The security objectives of using (D)TLS are the usual one: an attacker could intercept network traffic (active man-in-the-middle). We want to ensure that the client is talking to the server it thinks it's talking to and that a third party cannot obtain or modify transmitted data (confidentiality and integrity of traffic on the connection). Client authentication is sometimes desired as well.
These are embedded (IoT) systems with very few resources, and usually interacting in controlled ecosystems. At least, we control the legitimate peers, so compatibility with diverse antique clients and servers is not an issue — the concerns are very different from using TLS on the web. A typical endpoint client only speaks one or two ciphersuites (“classic” signature-based server authentication, pre-shared key, or one of each). Depending on the scenario, the PKI may or may not be a closed system: some devices live in a world where we can trust CAs to only deliver certificates of a certain form, while others may trust a “public web” CA.
These are devices with stringent constraints on available computing power, RAM size and code size. So they're generally running stripped down TLS libraries with as few features as possible. I'm talking microcontroller with 128–512kB of RAM, not higher-end devices running Linux.

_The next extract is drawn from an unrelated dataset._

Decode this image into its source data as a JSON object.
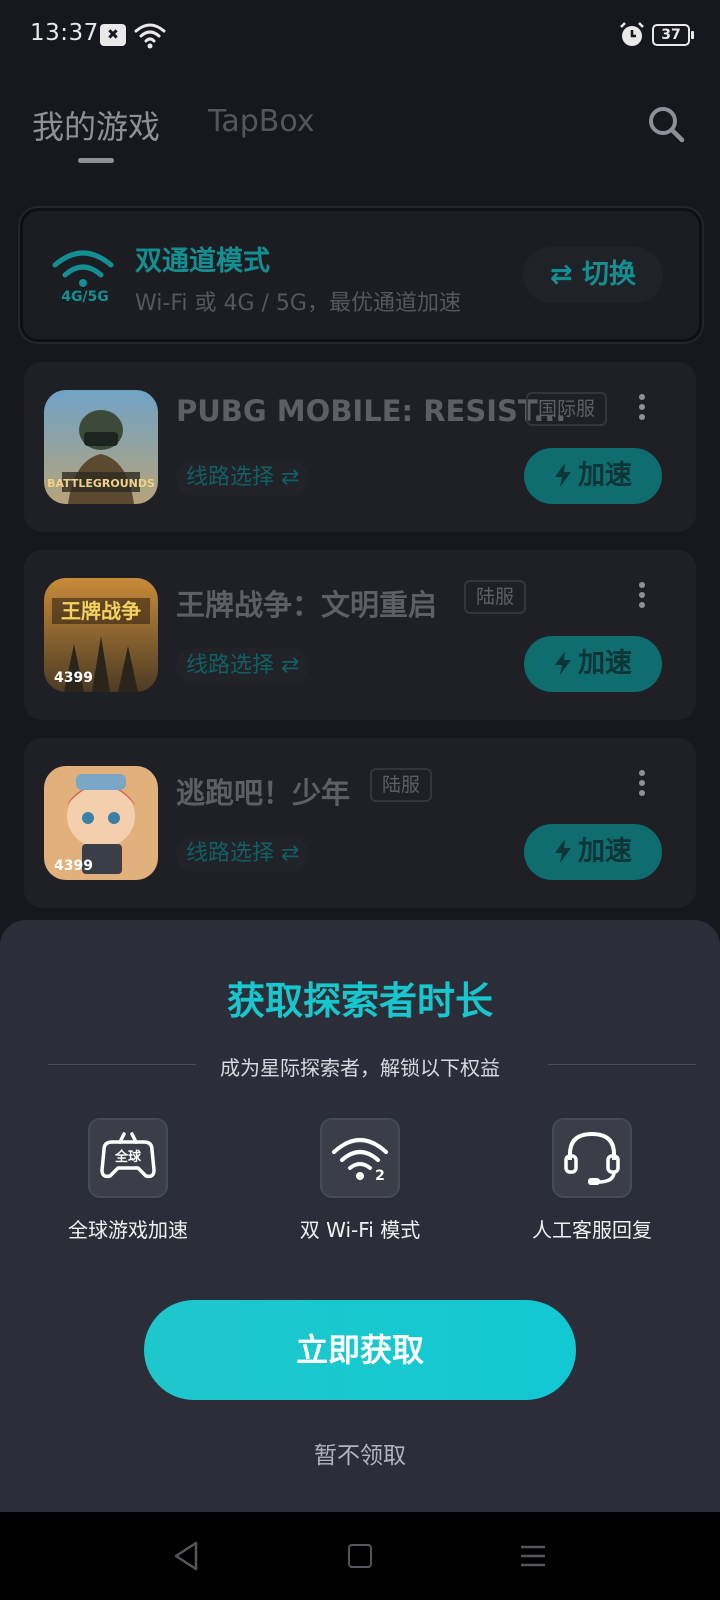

Are there (D)TLS or X.509 extensions that are important? I'm not concerned with the choice of ciphersuites (nobody uses DES, RC4 or MD5 in my world, or ciphersuites without server authentication) or with key sizes. What I'm worried about is, for example, an implementation that skips checks on certificates (e.g. key usage restriction) which would allow a certificate to be misused. Or a missing check during the handshake that allow some kind of downgrade attack (an endpoint device usually only speaks a single protocol version, but the servers it talks to may support multiple versions). Or a missing extension that allows an active MitM to convince the two parties to settle on mismatched security parameters, or to renegotiate insecurely.
What should I be looking for when reviewing the TLS configuration on a small embedded device?